A Touch Too Still

Chapter 2

Part 3

Yuriko photographs the body. As she composes the shot, her fainting spell returns. She stumbles—into Maboroshi's arms. He steadies her, his hands lingering. He speaks in a near-whisper: "You always used to fall, when we did this."

Yuriko brought the camera to her eye, hands steady from habit, not certainty. Through the lens, the bridal corpse became more than a body—she became intentional. Every curve, every tilt, every line of silk conspired to tell a story. A final one. A performance after breath had stopped.
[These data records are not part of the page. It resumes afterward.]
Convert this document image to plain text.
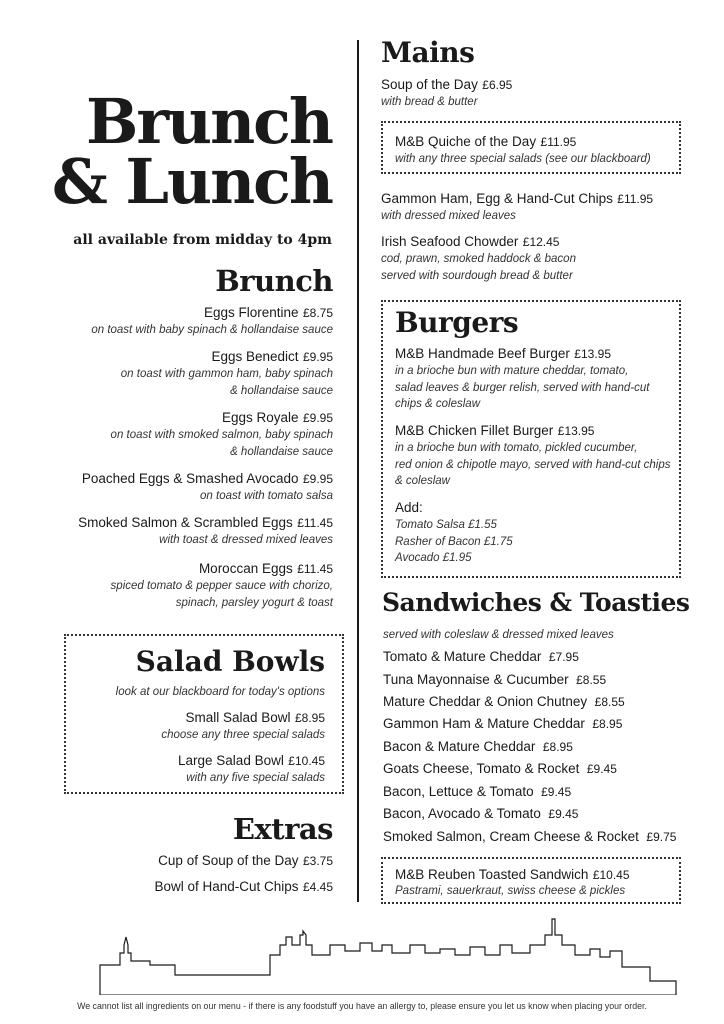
Brunch
& Lunch
all available from midday to 4pm
Brunch
Eggs Florentine £8.75
on toast with baby spinach & hollandaise sauce
Eggs Benedict £9.95
on toast with gammon ham, baby spinach
& hollandaise sauce
Eggs Royale £9.95
on toast with smoked salmon, baby spinach
& hollandaise sauce
Poached Eggs & Smashed Avocado £9.95
on toast with tomato salsa
Smoked Salmon & Scrambled Eggs £11.45
with toast & dressed mixed leaves
Moroccan Eggs £11.45
spiced tomato & pepper sauce with chorizo,
spinach, parsley yogurt & toast
Salad Bowls
look at our blackboard for today's options
Small Salad Bowl £8.95
choose any three special salads
Large Salad Bowl £10.45
with any five special salads
Extras
Cup of Soup of the Day £3.75
Bowl of Hand-Cut Chips £4.45
Mains
Soup of the Day £6.95
with bread & butter
M&B Quiche of the Day £11.95
with any three special salads (see our blackboard)
Gammon Ham, Egg & Hand-Cut Chips £11.95
with dressed mixed leaves
Irish Seafood Chowder £12.45
cod, prawn, smoked haddock & bacon
served with sourdough bread & butter
Burgers
M&B Handmade Beef Burger £13.95
in a brioche bun with mature cheddar, tomato,
salad leaves & burger relish, served with hand-cut
chips & coleslaw
M&B Chicken Fillet Burger £13.95
in a brioche bun with tomato, pickled cucumber,
red onion & chipotle mayo, served with hand-cut chips
& coleslaw
Add:
Tomato Salsa £1.55
Rasher of Bacon £1.75
Avocado £1.95
Sandwiches & Toasties
served with coleslaw & dressed mixed leaves
Tomato & Mature Cheddar £7.95
Tuna Mayonnaise & Cucumber £8.55
Mature Cheddar & Onion Chutney £8.55
Gammon Ham & Mature Cheddar £8.95
Bacon & Mature Cheddar £8.95
Goats Cheese, Tomato & Rocket £9.45
Bacon, Lettuce & Tomato £9.45
Bacon, Avocado & Tomato £9.45
Smoked Salmon, Cream Cheese & Rocket £9.75
M&B Reuben Toasted Sandwich £10.45
Pastrami, sauerkraut, swiss cheese & pickles
We cannot list all ingredients on our menu - if there is any foodstuff you have an allergy to, please ensure you let us know when placing your order.
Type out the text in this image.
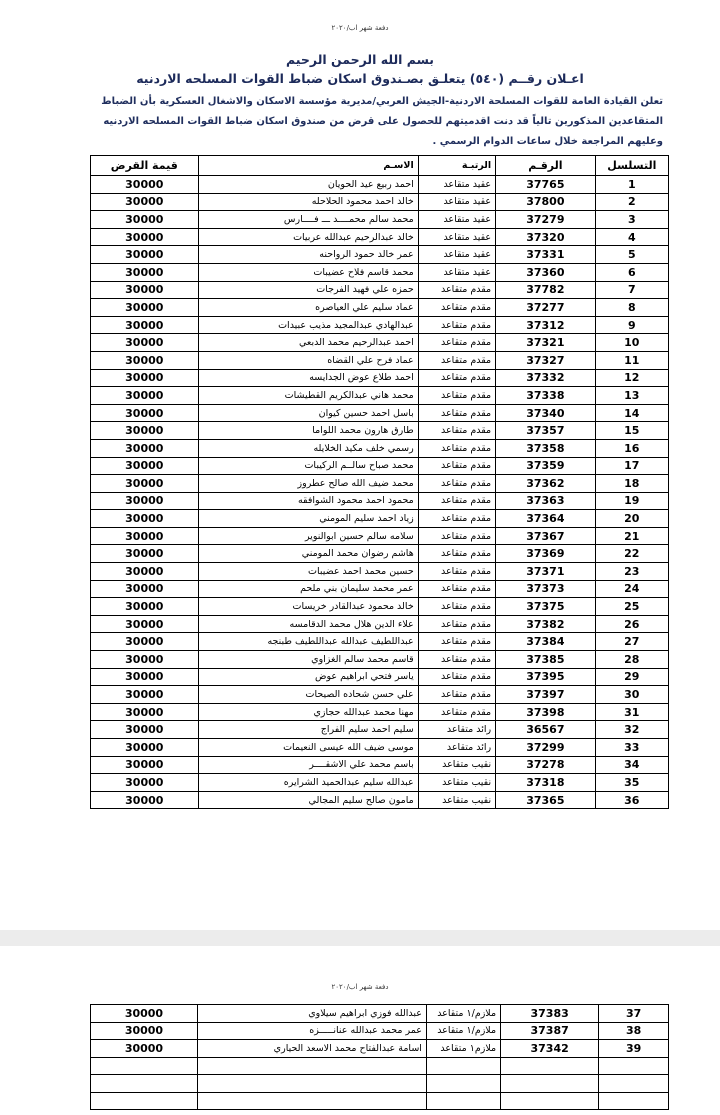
دفعة شهر اب/٢٠٢٠
بسم الله الرحمن الرحيم
اعـلان رقــم (٥٤٠) يتعلـق بصـندوق اسكان ضباط القوات المسلحه الاردنيه
تعلن القيادة العامة للقوات المسلحة الاردنية-الجيش العربي/مديرية مؤسسة الاسكان والاشغال العسكرية بأن الضباط
المتقاعدين المذكورين تالياً قد دنت اقدميتهم للحصول على قرض من صندوق اسكان ضباط القوات المسلحه الاردنيه
وعليهم المراجعة خلال ساعات الدوام الرسمي .
التسلسل	الرقـم	الرتبـة	الاسـم	قيمة القرض
1	37765	عقيد متقاعد	احمد ربيع عيد الحويان	30000
2	37800	عقيد متقاعد	خالد احمد محمود الحلاحله	30000
3	37279	عقيد متقاعد	محمد سالم محمــــد ـــ فــــارس	30000
4	37320	عقيد متقاعد	خالد عبدالرحيم عبدالله عربيات	30000
5	37331	عقيد متقاعد	عمر خالد حمود الرواحنه	30000
6	37360	عقيد متقاعد	محمد قاسم فلاح عضيبات	30000
7	37782	مقدم متقاعد	حمزه علي فهيد الفرجات	30000
8	37277	مقدم متقاعد	عماد سليم علي العياصره	30000
9	37312	مقدم متقاعد	عبدالهادي عبدالمجيد مذيب عبيدات	30000
10	37321	مقدم متقاعد	احمد عبدالرحيم محمد الدبعي	30000
11	37327	مقدم متقاعد	عماد فرح علي القضاه	30000
12	37332	مقدم متقاعد	احمد طلاع عوض الجدايسه	30000
13	37338	مقدم متقاعد	محمد هاني عبدالكريم القطيشات	30000
14	37340	مقدم متقاعد	باسل احمد حسين كيوان	30000
15	37357	مقدم متقاعد	طارق هارون محمد اللواما	30000
16	37358	مقدم متقاعد	رسمي خلف مكيد الخلايله	30000
17	37359	مقدم متقاعد	محمد صباح سالــم الركيبات	30000
18	37362	مقدم متقاعد	محمد ضيف الله صالح عطروز	30000
19	37363	مقدم متقاعد	محمود احمد محمود الشوافقه	30000
20	37364	مقدم متقاعد	زياد احمد سليم المومني	30000
21	37367	مقدم متقاعد	سلامه سالم حسين ابوالنوير	30000
22	37369	مقدم متقاعد	هاشم رضوان محمد المومني	30000
23	37371	مقدم متقاعد	حسين محمد احمد عضيبات	30000
24	37373	مقدم متقاعد	عمر محمد سليمان بني ملحم	30000
25	37375	مقدم متقاعد	خالد محمود عبدالقادر خريسات	30000
26	37382	مقدم متقاعد	علاء الدين هلال محمد الدقامسه	30000
27	37384	مقدم متقاعد	عبداللطيف عبدالله عبداللطيف طبنجه	30000
28	37385	مقدم متقاعد	قاسم محمد سالم الغزاوي	30000
29	37395	مقدم متقاعد	ياسر فتحي ابراهيم عوض	30000
30	37397	مقدم متقاعد	علي حسن شحاده الصيحات	30000
31	37398	مقدم متقاعد	مهنا محمد عبدالله حجازي	30000
32	36567	رائد متقاعد	سليم احمد سليم الفراج	30000
33	37299	رائد متقاعد	موسى ضيف الله عيسى النعيمات	30000
34	37278	نقيب متقاعد	باسم محمد علي الاشقــــر	30000
35	37318	نقيب متقاعد	عبدالله سليم عبدالحميد الشرايره	30000
36	37365	نقيب متقاعد	مامون صالح سليم المجالي	30000
دفعة شهر اب/٢٠٢٠
37	37383	ملازم/١ متقاعد	عبدالله فوزي ابراهيم سيلاوي	30000
38	37387	ملازم/١ متقاعد	عمر محمد عبدالله عنانـــــزه	30000
39	37342	ملازم١ متقاعد	اسامة عبدالفتاح محمد الاسعد الحياري	30000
Yuriko adjusted the aperture.

Click.

The sound was louder in the velvet-muted room than it should have been.

Click.

She moved closer. The body's eyes were closed, but the lashes cast soft shadows across the cheeks. The mouth—slightly parted—seemed like it might exhale at any moment.

Click.

Her fingers hesitated on the shutter. Something felt wrong—not in the room, not in the body—but in her own head. A pressure. A pull.

A dull echo behind her eyes.

A trembling in her knees.

No, she thought. Not now.

She took a step back.

And the world tipped.

Everything tilted sideways.

The candlelight streaked into gold ribbons.

The velvet walls stretched like wet cloth.

Her legs folded beneath her without permission.

She didn't hit the floor.

Maboroshi caught her.

She felt his arms around her—the precise, firm way he held her, like someone who had done this before. Not in panic, but with practiced patience.

Her cheek pressed against his chest. He smelled like dust and rain and the faint sweetness of overripe pears.

His voice came low, just above her ear.

"You always used to fall," he said. "When we did this."

She didn't know if she whispered back or just thought it:

We've done this before?

He helped her to the velvet bench by the wall.

His hands lingered a moment longer than needed at her waist before pulling away.

Yuriko sat still, spine pressed against the carved wood backing, her breath slowly syncing with the room again. The candles flickered as if in rhythm with her pulse.

She looked back toward the body.

It hadn't moved.

But it felt like it had.

"I'm sorry," she said, finally.

"No need," Maboroshi replied. "The first one is always too much."

"The first?"

He tilted his head. "You'll see."

He reached out, gently adjusted the camera strap that had fallen from her shoulder, his fingers brushing her collarbone.

"You have the eye," he said. "You always did."

She met his gaze.

There was no heat in it. Not desire.

But possession.

Like he was looking at something he had once owned, long ago, and never truly lost.